Entriamo. Allo scampanellio arrivano trepidanti Ortensia e Nicoletta. Vedendoci con solo un cestino di pere rimangono decisamente turbate. Ortensia esordisce con voce leggermente stridula, segno che non è la solita amica tranquilla e pacifica: «Fiorella, cara, che fine hanno fatto biscotti e tisana?». Abbasso lo sguardo, ma Filippo prende coraggio e spiega al mio posto, lasciando anche le altre amareggiate.
Ci raggiunge Dante che avverte l’aria tesa e ci chiede spiegazioni. Gli raccontiamo tutto imbarazzati e lui, invece, ci ripaga con un grande sorriso: «Filippo, sai che mi ricordi tanto il protagonista di un libro che amo molto? Vieni con me, ho bisogno del tuo aiuto. Ci sarà un cambio di programma per la serata, non abbiate paura», ci dice sereno, poi aggiunge: «Pere! Grazie, Fiorella, non potevo chiedere di meglio!»
Nel frattempo sono arrivate molte persone, gli inviti hanno incuriosito parecchio. Dentro la libreria è fresco, come succede nei vecchi negozi con i muri spessi, c’è il buon profumo dei libri nuovi, e io sono molto emozionata. Un Dante altrettanto emozionato e molto ben vestito entra davanti al pubblico che lo aspetta, con un libro di Pinocchio sotto braccio, e con la sua bella voce, dà il benvenuto a tutti gli ospiti, che sono adulti, ragazzi e bambini, poi inizia a raccontare.
La luce soffusa delle candele, la voce appassionata del libraio, l’essere qui tutti insieme, in silenzio, circondati da libri, rendono l’atmosfera davvero incantata, e anch’io mi perdo tra le parole della storia.
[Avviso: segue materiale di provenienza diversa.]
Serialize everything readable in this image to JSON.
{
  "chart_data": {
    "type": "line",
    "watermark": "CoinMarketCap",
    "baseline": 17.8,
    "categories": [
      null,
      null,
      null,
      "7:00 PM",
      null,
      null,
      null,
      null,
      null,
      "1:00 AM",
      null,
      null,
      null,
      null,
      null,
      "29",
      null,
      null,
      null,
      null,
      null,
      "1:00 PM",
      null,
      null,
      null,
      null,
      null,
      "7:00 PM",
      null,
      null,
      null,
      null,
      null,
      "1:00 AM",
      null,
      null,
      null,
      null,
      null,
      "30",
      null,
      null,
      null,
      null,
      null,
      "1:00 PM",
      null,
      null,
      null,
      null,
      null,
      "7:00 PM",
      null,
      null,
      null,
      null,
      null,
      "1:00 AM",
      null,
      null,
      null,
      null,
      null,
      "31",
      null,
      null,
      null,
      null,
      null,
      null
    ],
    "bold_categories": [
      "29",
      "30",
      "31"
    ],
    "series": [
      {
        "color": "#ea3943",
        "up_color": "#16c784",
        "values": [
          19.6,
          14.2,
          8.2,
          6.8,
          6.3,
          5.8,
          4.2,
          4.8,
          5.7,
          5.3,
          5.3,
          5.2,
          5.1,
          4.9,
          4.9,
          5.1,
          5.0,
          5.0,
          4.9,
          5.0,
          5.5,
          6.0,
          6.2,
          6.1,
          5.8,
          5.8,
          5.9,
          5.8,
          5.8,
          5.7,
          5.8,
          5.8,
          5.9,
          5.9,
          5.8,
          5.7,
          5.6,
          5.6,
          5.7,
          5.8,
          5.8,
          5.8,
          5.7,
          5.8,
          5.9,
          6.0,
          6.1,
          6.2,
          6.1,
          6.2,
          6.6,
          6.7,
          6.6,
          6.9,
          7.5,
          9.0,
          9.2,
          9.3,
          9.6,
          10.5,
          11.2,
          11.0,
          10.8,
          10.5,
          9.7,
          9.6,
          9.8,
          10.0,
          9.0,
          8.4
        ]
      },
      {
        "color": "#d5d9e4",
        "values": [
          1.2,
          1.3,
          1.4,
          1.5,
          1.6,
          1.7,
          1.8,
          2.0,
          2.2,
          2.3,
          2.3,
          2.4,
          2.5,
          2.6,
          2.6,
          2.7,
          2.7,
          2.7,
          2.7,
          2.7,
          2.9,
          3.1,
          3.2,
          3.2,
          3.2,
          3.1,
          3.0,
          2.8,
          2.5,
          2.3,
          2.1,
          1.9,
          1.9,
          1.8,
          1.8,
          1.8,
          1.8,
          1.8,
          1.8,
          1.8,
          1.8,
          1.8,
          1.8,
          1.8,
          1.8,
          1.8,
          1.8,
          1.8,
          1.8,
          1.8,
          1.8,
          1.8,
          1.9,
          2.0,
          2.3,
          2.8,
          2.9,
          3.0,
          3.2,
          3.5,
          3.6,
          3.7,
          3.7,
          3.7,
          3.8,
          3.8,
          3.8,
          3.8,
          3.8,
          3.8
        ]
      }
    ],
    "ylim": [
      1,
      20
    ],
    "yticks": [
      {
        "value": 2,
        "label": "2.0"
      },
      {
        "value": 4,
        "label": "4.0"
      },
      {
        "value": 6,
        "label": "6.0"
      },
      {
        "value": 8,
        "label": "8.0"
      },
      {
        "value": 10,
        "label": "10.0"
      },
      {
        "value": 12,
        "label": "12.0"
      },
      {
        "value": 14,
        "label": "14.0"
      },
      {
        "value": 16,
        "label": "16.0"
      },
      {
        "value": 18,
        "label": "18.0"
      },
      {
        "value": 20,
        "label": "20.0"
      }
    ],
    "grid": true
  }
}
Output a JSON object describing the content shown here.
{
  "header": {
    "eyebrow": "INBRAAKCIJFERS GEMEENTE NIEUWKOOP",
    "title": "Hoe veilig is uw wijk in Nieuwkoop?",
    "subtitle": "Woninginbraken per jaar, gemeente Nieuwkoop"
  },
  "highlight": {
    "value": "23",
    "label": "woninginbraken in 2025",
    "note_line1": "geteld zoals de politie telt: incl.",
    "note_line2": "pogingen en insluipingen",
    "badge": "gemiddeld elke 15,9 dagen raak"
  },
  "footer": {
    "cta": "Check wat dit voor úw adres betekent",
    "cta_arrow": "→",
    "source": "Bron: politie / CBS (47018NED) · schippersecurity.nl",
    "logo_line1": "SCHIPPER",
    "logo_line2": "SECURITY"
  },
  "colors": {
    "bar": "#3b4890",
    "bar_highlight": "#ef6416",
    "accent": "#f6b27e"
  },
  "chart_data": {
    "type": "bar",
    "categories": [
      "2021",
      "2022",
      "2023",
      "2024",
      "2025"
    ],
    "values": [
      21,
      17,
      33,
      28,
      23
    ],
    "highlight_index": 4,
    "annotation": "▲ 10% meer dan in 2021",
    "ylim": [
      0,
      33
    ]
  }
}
Ed ecco sfilare nella mia mente Pinocchio, che aveva tanta fame ed era solo, perché Geppetto era finito in prigione per colpa sua. Aveva un uovo, ma quando l’ha rotto per farne una frittata e togliersi la fame, ahimè: dal guscio è uscito un pulcino che è volato via dalla finestra. Pinocchio si siede a stomaco vuoto davanti al camino, si addormenta e si brucia i piedi. E proprio nel momento dello sconforto e della solitudine, arriva Geppetto con delle pere. Pinocchio si mangia prima le fette che Geppetto gli prepara, facendo lo schizzinoso per il torsolo e la buccia, poi si mangia anche quelli!
Ed ecco il colpo di scena: entra Filippo con le tazze piene di pere a spicchi e le distribuisce a tutti i presenti, porgendo tovagliolini a fiori e grandi sorrisi. È felice, non pensa più al disastro combinato prima.
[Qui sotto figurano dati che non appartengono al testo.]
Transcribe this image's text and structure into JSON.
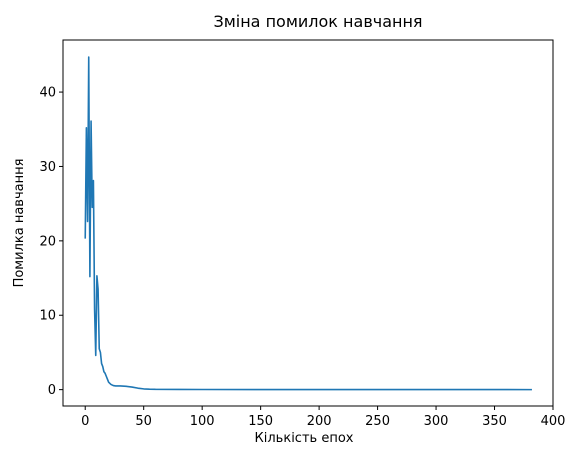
{
  "chart_data": {
    "type": "line",
    "title": "Зміна помилок навчання",
    "xlabel": "Кількість епох",
    "ylabel": "Помилка навчання",
    "xlim": [
      -19,
      400
    ],
    "ylim": [
      -2.2,
      47
    ],
    "xticks": [
      0,
      50,
      100,
      150,
      200,
      250,
      300,
      350,
      400
    ],
    "yticks": [
      0,
      10,
      20,
      30,
      40
    ],
    "grid": false,
    "series": [
      {
        "color": "#1f77b4",
        "x": [
          0,
          1,
          2,
          3,
          4,
          5,
          6,
          7,
          8,
          9,
          10,
          11,
          12,
          13,
          14,
          15,
          16,
          17,
          18,
          19,
          20,
          22,
          24,
          26,
          30,
          35,
          40,
          45,
          50,
          55,
          60,
          80,
          100,
          150,
          200,
          250,
          300,
          350,
          382
        ],
        "y": [
          20.3,
          35.2,
          22.6,
          44.7,
          15.2,
          36.1,
          24.5,
          28.1,
          10.8,
          4.6,
          15.3,
          13.5,
          5.5,
          5.0,
          3.5,
          3.1,
          2.4,
          2.2,
          1.8,
          1.4,
          1.0,
          0.7,
          0.55,
          0.5,
          0.5,
          0.45,
          0.35,
          0.2,
          0.1,
          0.06,
          0.04,
          0.03,
          0.02,
          0.01,
          0.01,
          0.01,
          0.005,
          0.005,
          0.0
        ]
      }
    ]
  }
}
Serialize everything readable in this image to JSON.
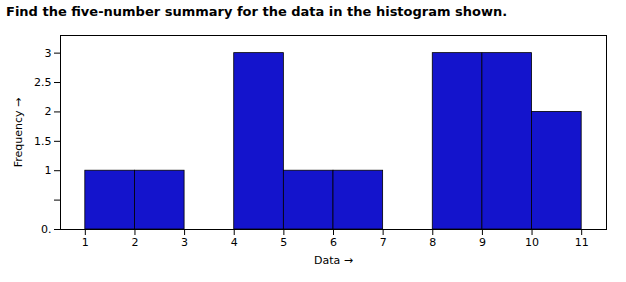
{
  "chart_data": {
    "type": "histogram",
    "title": "Find the five-number summary for the data in the histogram shown.",
    "x_label": "Data",
    "y_label": "Frequency",
    "bins": [
      1,
      2,
      3,
      4,
      5,
      6,
      7,
      8,
      9,
      10,
      11
    ],
    "values": [
      1,
      1,
      0,
      3,
      1,
      1,
      0,
      3,
      3,
      2
    ],
    "color": "#1414CC",
    "xlim": [
      0.5,
      11.5
    ],
    "ylim": [
      0,
      3.3
    ],
    "xticks": [
      1,
      2,
      3,
      4,
      5,
      6,
      7,
      8,
      9,
      10,
      11
    ],
    "yticks": [
      {
        "value": 0,
        "label": "0."
      },
      {
        "value": 0.5,
        "label": null
      },
      1,
      1.5,
      2,
      2.5,
      3
    ],
    "grid": false
  }
}
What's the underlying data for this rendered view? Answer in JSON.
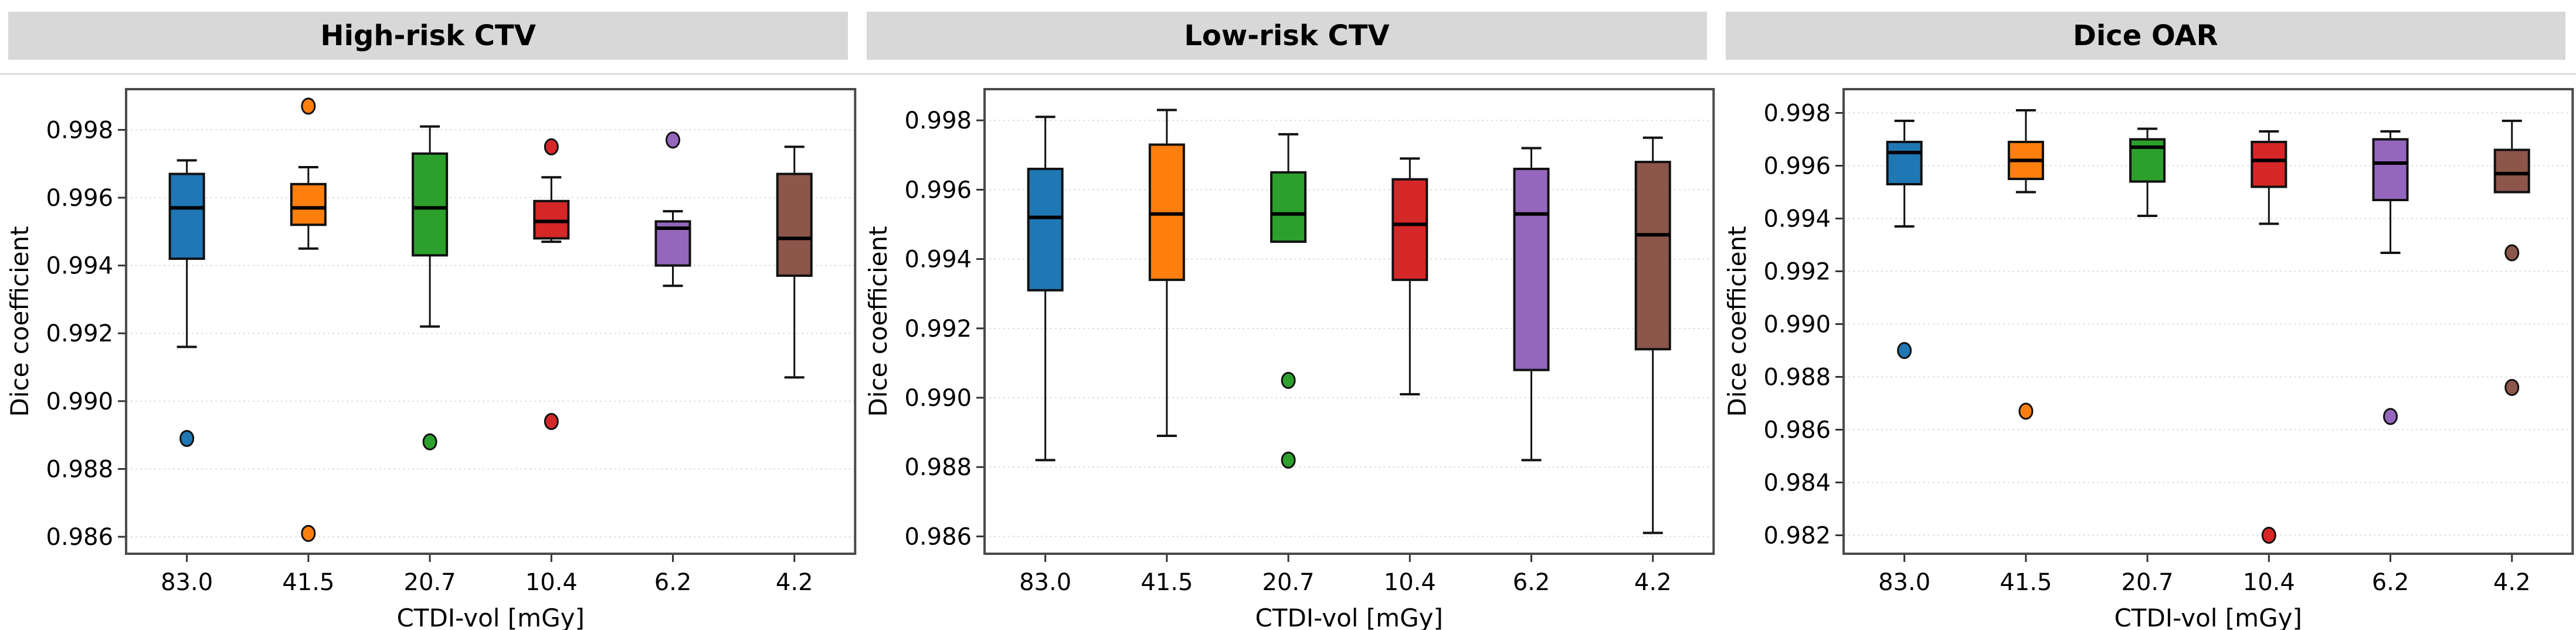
{
  "figure": {
    "background_color": "#ffffff",
    "title_band_color": "#d8d8d8",
    "y_axis_label": "Dice coefficient",
    "x_axis_label": "CTDI-vol [mGy]",
    "categories": [
      "83.0",
      "41.5",
      "20.7",
      "10.4",
      "6.2",
      "4.2"
    ]
  },
  "chart_data": [
    {
      "type": "boxplot",
      "title": "High-risk CTV",
      "xlabel": "CTDI-vol [mGy]",
      "ylabel": "Dice coefficient",
      "categories": [
        "83.0",
        "41.5",
        "20.7",
        "10.4",
        "6.2",
        "4.2"
      ],
      "ylim": [
        0.9855,
        0.9992
      ],
      "ytick_values": [
        0.998,
        0.996,
        0.994,
        0.992,
        0.99,
        0.988,
        0.986
      ],
      "ytick_labels": [
        "0.998",
        "0.996",
        "0.994",
        "0.992",
        "0.990",
        "0.988",
        "0.986"
      ],
      "grid": true,
      "series": [
        {
          "category": "83.0",
          "color": "#1f77b4",
          "whislo": 0.9916,
          "q1": 0.9942,
          "med": 0.9957,
          "q3": 0.9967,
          "whishi": 0.9971,
          "fliers": [
            0.9889
          ]
        },
        {
          "category": "41.5",
          "color": "#ff7f0e",
          "whislo": 0.9945,
          "q1": 0.9952,
          "med": 0.9957,
          "q3": 0.9964,
          "whishi": 0.9969,
          "fliers": [
            0.9987,
            0.9861
          ]
        },
        {
          "category": "20.7",
          "color": "#2ca02c",
          "whislo": 0.9922,
          "q1": 0.9943,
          "med": 0.9957,
          "q3": 0.9973,
          "whishi": 0.9981,
          "fliers": [
            0.9888
          ]
        },
        {
          "category": "10.4",
          "color": "#d62728",
          "whislo": 0.9947,
          "q1": 0.9948,
          "med": 0.9953,
          "q3": 0.9959,
          "whishi": 0.9966,
          "fliers": [
            0.9975,
            0.9894
          ]
        },
        {
          "category": "6.2",
          "color": "#9467bd",
          "whislo": 0.9934,
          "q1": 0.994,
          "med": 0.9951,
          "q3": 0.9953,
          "whishi": 0.9956,
          "fliers": [
            0.9977
          ]
        },
        {
          "category": "4.2",
          "color": "#8c564b",
          "whislo": 0.9907,
          "q1": 0.9937,
          "med": 0.9948,
          "q3": 0.9967,
          "whishi": 0.9975,
          "fliers": []
        }
      ]
    },
    {
      "type": "boxplot",
      "title": "Low-risk CTV",
      "xlabel": "CTDI-vol [mGy]",
      "ylabel": "Dice coefficient",
      "categories": [
        "83.0",
        "41.5",
        "20.7",
        "10.4",
        "6.2",
        "4.2"
      ],
      "ylim": [
        0.9855,
        0.9989
      ],
      "ytick_values": [
        0.998,
        0.996,
        0.994,
        0.992,
        0.99,
        0.988,
        0.986
      ],
      "ytick_labels": [
        "0.998",
        "0.996",
        "0.994",
        "0.992",
        "0.990",
        "0.988",
        "0.986"
      ],
      "grid": true,
      "series": [
        {
          "category": "83.0",
          "color": "#1f77b4",
          "whislo": 0.9882,
          "q1": 0.9931,
          "med": 0.9952,
          "q3": 0.9966,
          "whishi": 0.9981,
          "fliers": []
        },
        {
          "category": "41.5",
          "color": "#ff7f0e",
          "whislo": 0.9889,
          "q1": 0.9934,
          "med": 0.9953,
          "q3": 0.9973,
          "whishi": 0.9983,
          "fliers": []
        },
        {
          "category": "20.7",
          "color": "#2ca02c",
          "whislo": 0.9945,
          "q1": 0.9945,
          "med": 0.9953,
          "q3": 0.9965,
          "whishi": 0.9976,
          "fliers": [
            0.9905,
            0.9882
          ]
        },
        {
          "category": "10.4",
          "color": "#d62728",
          "whislo": 0.9901,
          "q1": 0.9934,
          "med": 0.995,
          "q3": 0.9963,
          "whishi": 0.9969,
          "fliers": []
        },
        {
          "category": "6.2",
          "color": "#9467bd",
          "whislo": 0.9882,
          "q1": 0.9908,
          "med": 0.9953,
          "q3": 0.9966,
          "whishi": 0.9972,
          "fliers": []
        },
        {
          "category": "4.2",
          "color": "#8c564b",
          "whislo": 0.9861,
          "q1": 0.9914,
          "med": 0.9947,
          "q3": 0.9968,
          "whishi": 0.9975,
          "fliers": []
        }
      ]
    },
    {
      "type": "boxplot",
      "title": "Dice OAR",
      "xlabel": "CTDI-vol [mGy]",
      "ylabel": "Dice coefficient",
      "categories": [
        "83.0",
        "41.5",
        "20.7",
        "10.4",
        "6.2",
        "4.2"
      ],
      "ylim": [
        0.9813,
        0.9989
      ],
      "ytick_values": [
        0.998,
        0.996,
        0.994,
        0.992,
        0.99,
        0.988,
        0.986,
        0.984,
        0.982
      ],
      "ytick_labels": [
        "0.998",
        "0.996",
        "0.994",
        "0.992",
        "0.990",
        "0.988",
        "0.986",
        "0.984",
        "0.982"
      ],
      "grid": true,
      "series": [
        {
          "category": "83.0",
          "color": "#1f77b4",
          "whislo": 0.9937,
          "q1": 0.9953,
          "med": 0.9965,
          "q3": 0.9969,
          "whishi": 0.9977,
          "fliers": [
            0.989
          ]
        },
        {
          "category": "41.5",
          "color": "#ff7f0e",
          "whislo": 0.995,
          "q1": 0.9955,
          "med": 0.9962,
          "q3": 0.9969,
          "whishi": 0.9981,
          "fliers": [
            0.9867
          ]
        },
        {
          "category": "20.7",
          "color": "#2ca02c",
          "whislo": 0.9941,
          "q1": 0.9954,
          "med": 0.9967,
          "q3": 0.997,
          "whishi": 0.9974,
          "fliers": []
        },
        {
          "category": "10.4",
          "color": "#d62728",
          "whislo": 0.9938,
          "q1": 0.9952,
          "med": 0.9962,
          "q3": 0.9969,
          "whishi": 0.9973,
          "fliers": [
            0.982
          ]
        },
        {
          "category": "6.2",
          "color": "#9467bd",
          "whislo": 0.9927,
          "q1": 0.9947,
          "med": 0.9961,
          "q3": 0.997,
          "whishi": 0.9973,
          "fliers": [
            0.9865
          ]
        },
        {
          "category": "4.2",
          "color": "#8c564b",
          "whislo": 0.995,
          "q1": 0.995,
          "med": 0.9957,
          "q3": 0.9966,
          "whishi": 0.9977,
          "fliers": [
            0.9927,
            0.9876
          ]
        }
      ]
    }
  ]
}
C’è silenzio, quando riaccendiamo le luci. La sera è ancora chiara, gli occhi brillano di commozione e si alza un applauso grande e caldo per Dante e per la sua libreria in pericolo. Sono commossa, perché, mentre noi ci vogliamo prendere cura di Dante, succede proprio il contrario: è lui che ci regala storie meravigliose, a cui non occorre aggiungere altro, se non orecchie e cuore aperti.
Quasi tutti gli invitati sono andati via, smangiucchiando dolci pere e con montagne di libri nelle mani; oggi gli affari di Dante sono andati proprio bene, ne sono felice. È sicuro, siamo sulla strada giusta!